The safety issue was recently addressed in a newsletter from the President of the NFL Players’ Association, JC Tretter. The Browns offensive guard asked his league to switch all fields back to grass to avoid injuries. In particular, he wrote, “Based on NFL injury data collected from 2012 to 2018… players have a 28% higher rate of non-contact lower extremity injuries when playing on artificial turf. Of these non-contact injuries, players have a 32% higher rate of non-contact knee injuries on turf and a staggering 69% higher rate of non-contact foot / ankle injuries on turf compared to grass. “Those numbers were confirmed during this injury-ridden 2020 NFL season.

According to a 2015 news report from the Concussion Legacy Foundation, “In a helmet drop test study comparing artificial turf fields … and natural grass in an elite college sports program, art systems performed comparable to natural grass, despite natural grass constantly weakened (reduced)) has more of an impact than artificial turf. “

The hardness and lack of “give” have always been faults in artificial turf. Thankfully, fake fields have improved a lot since the ‘Astro Turf’ days of the 1970s and 80s (which mimicked your grandfather’s porch) and the sandy lawn days that followed. The fields were tough and the dreaded carpet burns were common. Today’s lawn, which is filled with longer blades and built-in rubber pellets, is much softer and safer. However, those two studies I was referring to show that weed still improves player health significantly.

Due to rules, equipment, and medical changes, today’s game should be safer than ever. However, I personally believe that improving player safety is hampered by something I learned in physics and driver training as a teenager. To paraphrase Sir Isaac Newton, “Faster collisions cause more damage.” Players move faster than previous generations. If you don’t believe me, check out yesterday’s “classic” game on the internet or toss your old high school game on the VCR.

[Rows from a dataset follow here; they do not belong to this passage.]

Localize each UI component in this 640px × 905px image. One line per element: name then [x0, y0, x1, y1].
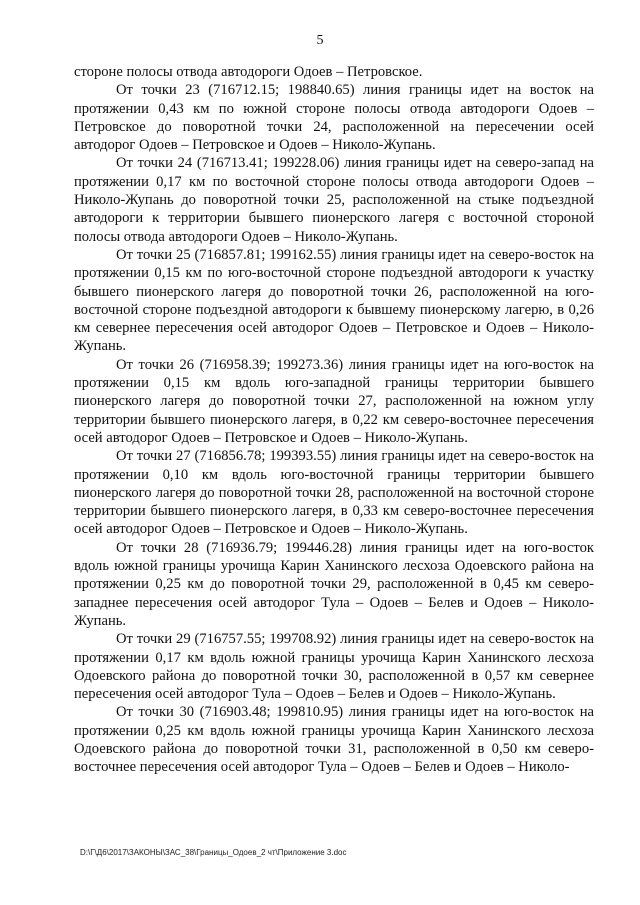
document-body	[74, 63, 594, 777]
paragraph-point-23: От точки 23 (716712.15; 198840.65) линия границы идет на восток на протяжении 0,43 км по южной стороне полосы отвода автодороги Одоев – Петровское до поворотной точки 24, расположенной на пересечении осей автодорог Одоев – Петровское и Одоев – Николо-Жупань.	[74, 82, 594, 154]
paragraph-continuation: стороне полосы отвода автодороги Одоев – Петровское.	[74, 64, 423, 80]
paragraph-point-24: От точки 24 (716713.41; 199228.06) линия границы идет на северо-запад на протяжении 0,17 км по восточной стороне полосы отвода автодороги Одоев – Николо-Жупань до поворотной точки 25, расположенной на стыке подъездной автодороги к территории бывшего пионерского лагеря с восточной стороной полосы отвода автодороги Одоев – Николо-Жупань.	[74, 155, 594, 245]
paragraph-point-28: От точки 28 (716936.79; 199446.28) линия границы идет на юго-восток вдоль южной границы урочища Карин Ханинского лесхоза Одоевского района на протяжении 0,25 км до поворотной точки 29, расположенной в 0,45 км северо-западнее пересечения осей автодорог Тула – Одоев – Белев и Одоев – Николо-Жупань.	[74, 539, 594, 629]
page-number: 5	[316, 33, 324, 48]
footer-file-path: D:\Г\Д6\2017\ЗАКОНЫ\ЗАС_38\Границы_Одоев_2 чт\Приложение 3.doc	[80, 848, 347, 857]
paragraph-point-27: От точки 27 (716856.78; 199393.55) линия границы идет на северо-восток на протяжении 0,10 км вдоль юго-восточной границы территории бывшего пионерского лагеря до поворотной точки 28, расположенной на восточной стороне территории бывшего пионерского лагеря, в 0,33 км северо-восточнее пересечения осей автодорог Одоев – Петровское и Одоев – Николо-Жупань.	[74, 448, 594, 538]
paragraph-point-26: От точки 26 (716958.39; 199273.36) линия границы идет на юго-восток на протяжении 0,15 км вдоль юго-западной границы территории бывшего пионерского лагеря до поворотной точки 27, расположенной на южном углу территории бывшего пионерского лагеря, в 0,22 км северо-восточнее пересечения осей автодорог Одоев – Петровское и Одоев – Николо-Жупань.	[74, 356, 594, 446]
paragraph-point-25: От точки 25 (716857.81; 199162.55) линия границы идет на северо-восток на протяжении 0,15 км по юго-восточной стороне подъездной автодороги к участку бывшего пионерского лагеря до поворотной точки 26, расположенной на юго-восточной стороне подъездной автодороги к бывшему пионерскому лагерю, в 0,26 км севернее пересечения осей автодорог Одоев – Петровское и Одоев – Николо-Жупань.	[74, 246, 594, 355]
paragraph-point-30: От точки 30 (716903.48; 199810.95) линия границы идет на юго-восток на протяжении 0,25 км вдоль южной границы урочища Карин Ханинского лесхоза Одоевского района до поворотной точки 31, расположенной в 0,50 км северо-восточнее пересечения осей автодорог Тула – Одоев – Белев и Одоев – Николо-	[74, 704, 594, 776]
paragraph-point-29: От точки 29 (716757.55; 199708.92) линия границы идет на северо-восток на протяжении 0,17 км вдоль южной границы урочища Карин Ханинского лесхоза Одоевского района до поворотной точки 30, расположенной в 0,57 км севернее пересечения осей автодорог Тула – Одоев – Белев и Одоев – Николо-Жупань.	[74, 631, 594, 703]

The player movement has evolved from trampling pick-ups to fast sports cars. There are mutliple reasons for this. First, modern health and training have improved the speed of players somewhat. Second, players have less equipment to weigh them down. In my day, the thigh pads were often thicker than a T-bone steak, and you could put a pterodactyl on the shoulder pads. Jerseys and pants were bulky. Everything is slim, tight and slim these days, and leg pads are almost non-existent. Third, the mainstream proliferation crime outbreak has put more players into space, and thus moving at faster speeds. Yesterday’s steady diet of off-tackle rugby scrums is no longer on most teams’ menus.

Most significantly, the proliferation of artificial turf has increased the speed of the game. Even the shortest and best-manicured lawns are slower than the wrong stuff. Until mid-season, grass fields are usually beaten up, which slows players down even more. On today’s artificial turf, almost every foot plant is smooth and safe. From late summer to early winter, players never have to take slower, more choppy steps – a common step for us classic cars – to avoid obliteration.

There is a lot that is good about artificial turf for high schools. It offers a uniform surface for games and especially for exercises throughout the season. That makes bad weather a much smaller adversary for a crime to work out. Fake fields also offer more exercise and leeway. A meadow can only be used so often that it does not become a dirt road. Artificial turf can host a variety of daily exercises and games throughout the year, including tape, soccer, lacrosse, and baseball and softball in the spring.

While I’ve been able to see a great deal how the NFL eliminated artificial turf, it’s likely that it will stay here at the high school and college levels. I think future man-made fields should have longer and deeper leaves (think push shag carpet) to better mimic the lower speed limits of grass fields. Additionally, I think football should increase its leg pad requirements to better protect and slow players down. In 2017, the NCAA rules committee announced that uncovered knees would be considered illegal equipment and forced any guilty player out of the game until this issue was resolved. This infraction was enforced about as much as jaywalking.

If your high school still has a meadow, be in no hurry to trade it in. That makes football a more fun and beautiful game. Just have a bottle of grass stain remover handy.